I’m working on a English question and need guidance to help me study.
The attached file is chapter 10-12 of Raising Cain book
Answer each questions below at least 300 words.
- According to Thompson and Kindlon, “The fact that relationships don’t come easily and naturally for many—even most—boys is the result of the conflict they experience between several powerful forces in their psyches and the failure of their emotional education to prepare them for the work of intimacy and relationship.” Discuss this quotation. What are the “powerful forces” in boys’ psyches that Thompson and Kindlon are referring to? In what ways does our culture deny boys the tools that they need for relationships?
- Does anything you have read in Chapter 9—or elsewhere in this book—help explain the kinds of male behavior that the “me too” movement is intent on exposing and stopping?
- Kindlon and Thompson say that “everyone has a theory about what makes children violent.” What is their theory about what makes boys turn to violence? In other words, how do they explain the violent behavior of boys? What do you think of their ideas and why?
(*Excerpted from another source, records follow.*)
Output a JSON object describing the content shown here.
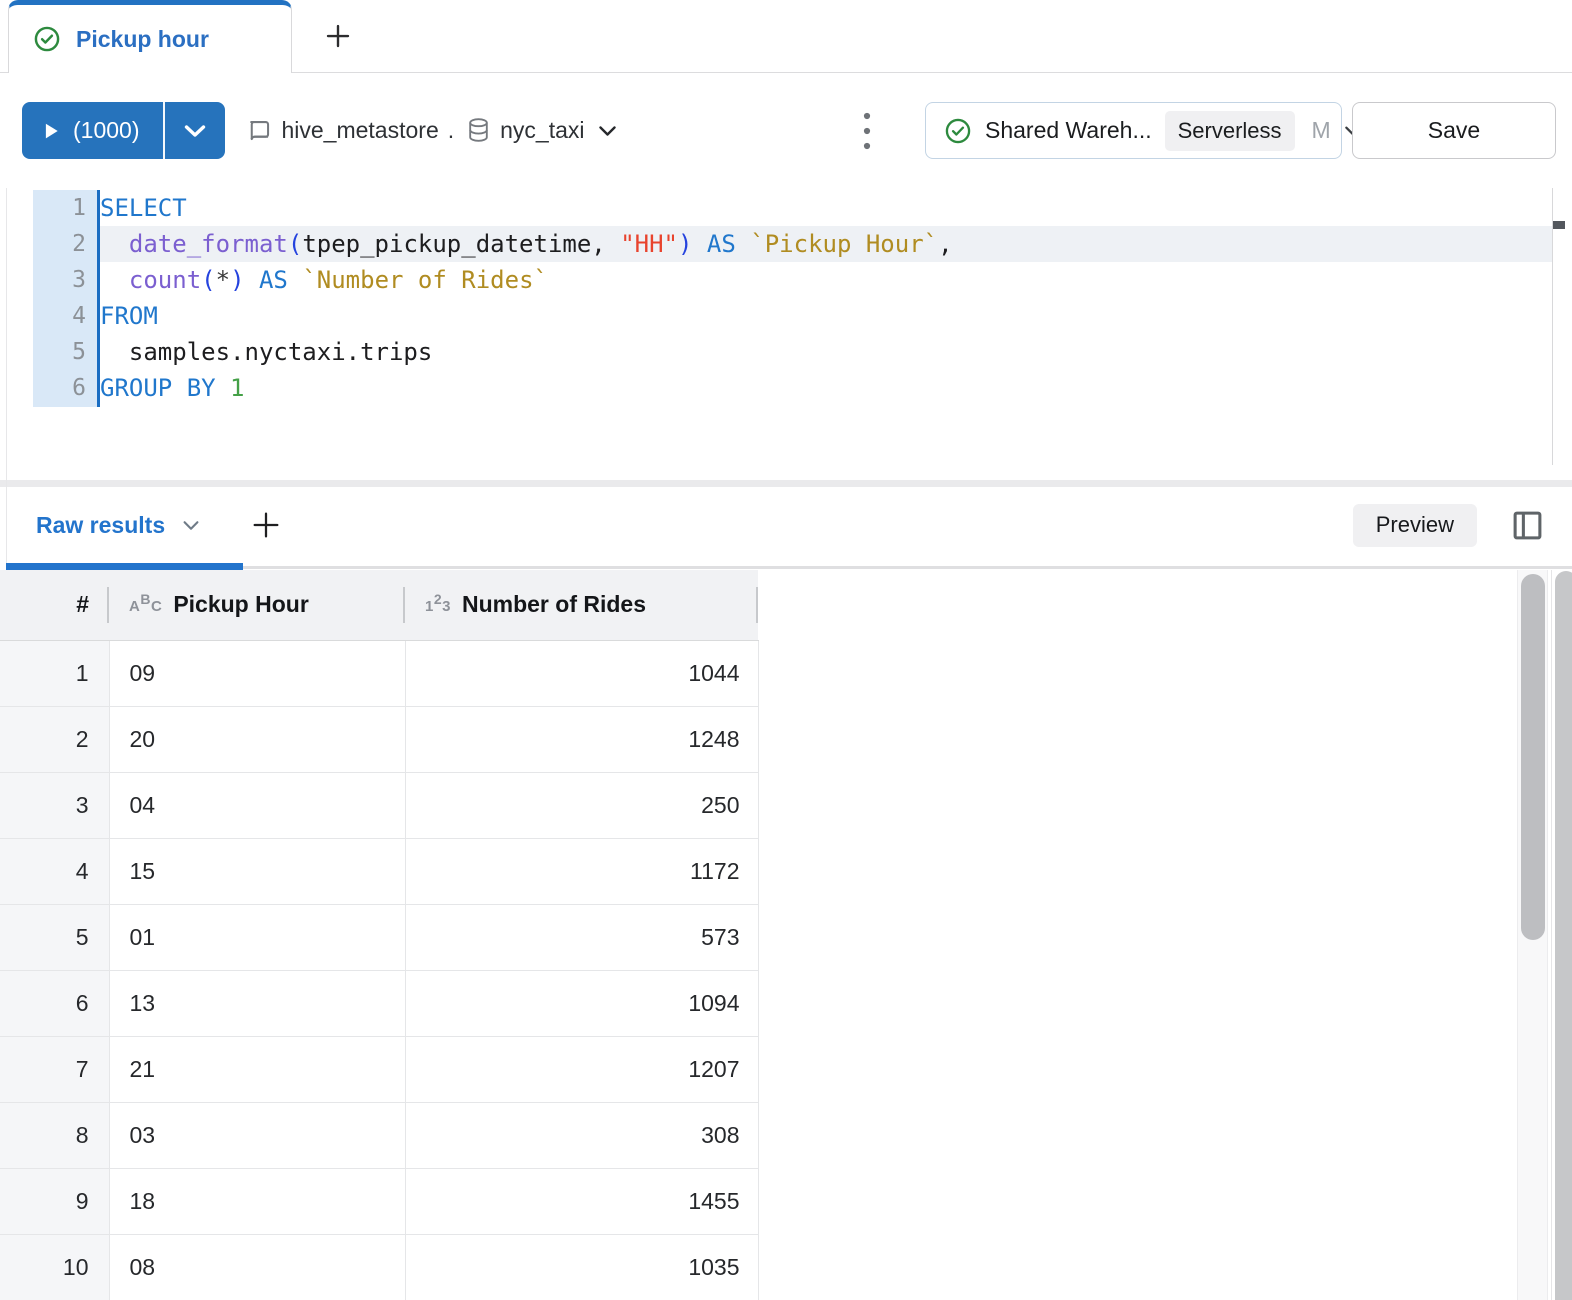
{
  "colors": {
    "accent_blue": "#2272C2",
    "run_button_blue": "#2673BC",
    "status_green": "#2D8A3E",
    "badge_bg": "#F0F0F2",
    "gutter_bg": "#D9E8F7",
    "gutter_line": "#1A6DC2",
    "active_line_bg": "#EEF1F5"
  },
  "tabbar": {
    "active_tab_label": "Pickup hour",
    "status_icon": "check-circle-icon",
    "new_tab_icon": "plus-icon"
  },
  "toolbar": {
    "run_button": {
      "icon": "play-icon",
      "label": "(1000)",
      "chevron_icon": "chevron-down-icon"
    },
    "catalog_selector": {
      "catalog_icon": "catalog-book-icon",
      "catalog": "hive_metastore",
      "dot": ".",
      "schema_icon": "database-icon",
      "schema": "nyc_taxi",
      "chevron_icon": "chevron-down-icon"
    },
    "kebab_icon": "kebab-menu-icon",
    "warehouse_selector": {
      "status_icon": "check-circle-icon",
      "name": "Shared Wareh...",
      "badge": "Serverless",
      "size": "M",
      "chevron_icon": "chevron-down-icon"
    },
    "save_label": "Save"
  },
  "editor": {
    "syntax_colors": {
      "kw": "#2077CC",
      "fn": "#7B5FD0",
      "str": "#E8432D",
      "br": "#2543DE",
      "alias": "#B08C21",
      "numlit": "#44A047",
      "pl": "#1D1D1F",
      "op": "#3A3A3A"
    },
    "lines": [
      {
        "number": 1,
        "active": false,
        "tokens": [
          [
            "kw",
            "SELECT"
          ]
        ]
      },
      {
        "number": 2,
        "active": true,
        "tokens": [
          [
            "pl",
            "  "
          ],
          [
            "fn",
            "date_format"
          ],
          [
            "br",
            "("
          ],
          [
            "pl",
            "tpep_pickup_datetime"
          ],
          [
            "pl",
            ", "
          ],
          [
            "str",
            "\"HH\""
          ],
          [
            "br",
            ")"
          ],
          [
            "pl",
            " "
          ],
          [
            "kw",
            "AS"
          ],
          [
            "pl",
            " "
          ],
          [
            "alias",
            "`Pickup Hour`"
          ],
          [
            "pl",
            ","
          ]
        ]
      },
      {
        "number": 3,
        "active": false,
        "tokens": [
          [
            "pl",
            "  "
          ],
          [
            "fn",
            "count"
          ],
          [
            "br",
            "("
          ],
          [
            "op",
            "*"
          ],
          [
            "br",
            ")"
          ],
          [
            "pl",
            " "
          ],
          [
            "kw",
            "AS"
          ],
          [
            "pl",
            " "
          ],
          [
            "alias",
            "`Number of Rides`"
          ]
        ]
      },
      {
        "number": 4,
        "active": false,
        "tokens": [
          [
            "kw",
            "FROM"
          ]
        ]
      },
      {
        "number": 5,
        "active": false,
        "tokens": [
          [
            "pl",
            "  samples.nyctaxi.trips"
          ]
        ]
      },
      {
        "number": 6,
        "active": false,
        "tokens": [
          [
            "kw",
            "GROUP BY"
          ],
          [
            "pl",
            " "
          ],
          [
            "numlit",
            "1"
          ]
        ]
      }
    ]
  },
  "results": {
    "tab_label": "Raw results",
    "tab_chevron_icon": "chevron-down-icon",
    "add_icon": "plus-icon",
    "preview_label": "Preview",
    "panel_icon": "panel-toggle-icon",
    "table": {
      "row_number_header": "#",
      "columns": [
        {
          "label": "Pickup Hour",
          "type": "string",
          "type_icon": "abc-type-icon",
          "align": "left"
        },
        {
          "label": "Number of Rides",
          "type": "number",
          "type_icon": "123-type-icon",
          "align": "right"
        }
      ],
      "rows": [
        {
          "n": 1,
          "pickup_hour": "09",
          "number_of_rides": 1044
        },
        {
          "n": 2,
          "pickup_hour": "20",
          "number_of_rides": 1248
        },
        {
          "n": 3,
          "pickup_hour": "04",
          "number_of_rides": 250
        },
        {
          "n": 4,
          "pickup_hour": "15",
          "number_of_rides": 1172
        },
        {
          "n": 5,
          "pickup_hour": "01",
          "number_of_rides": 573
        },
        {
          "n": 6,
          "pickup_hour": "13",
          "number_of_rides": 1094
        },
        {
          "n": 7,
          "pickup_hour": "21",
          "number_of_rides": 1207
        },
        {
          "n": 8,
          "pickup_hour": "03",
          "number_of_rides": 308
        },
        {
          "n": 9,
          "pickup_hour": "18",
          "number_of_rides": 1455
        },
        {
          "n": 10,
          "pickup_hour": "08",
          "number_of_rides": 1035
        }
      ]
    }
  }
}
- Kindlon and Thompson say that in our culture men “are rarely celebrated for moral or emotional courage.” What is moral and emotional courage? What might be some examples of this kind of courage? How does it differ from the kinds of courage that boys are encouraged to have?
- Throughout this book, Kindlon and Thompson have been talking about “the big impossible.” Why do they think that our culture’s expectations for boys are “impossible”? Do you agree with them? What are some specific expectations that they think are impossible? What do you think?
- Kindlon and Thompson make seven suggestions that aim “to transform the way you nurture and protect the emotional life of the boy in your life.” Choose one of these suggestions and talk about why it might or might not be an effective way to approach some of the problems this book has discussed.
- Kindlon and Thompson say that they hope their book would cause the reader to “examine his or her deepest assumptions about boys”? As a reader, do you think the book has succeeded? Have any of your assumptions about boys been challenged, and if so, which assumptions?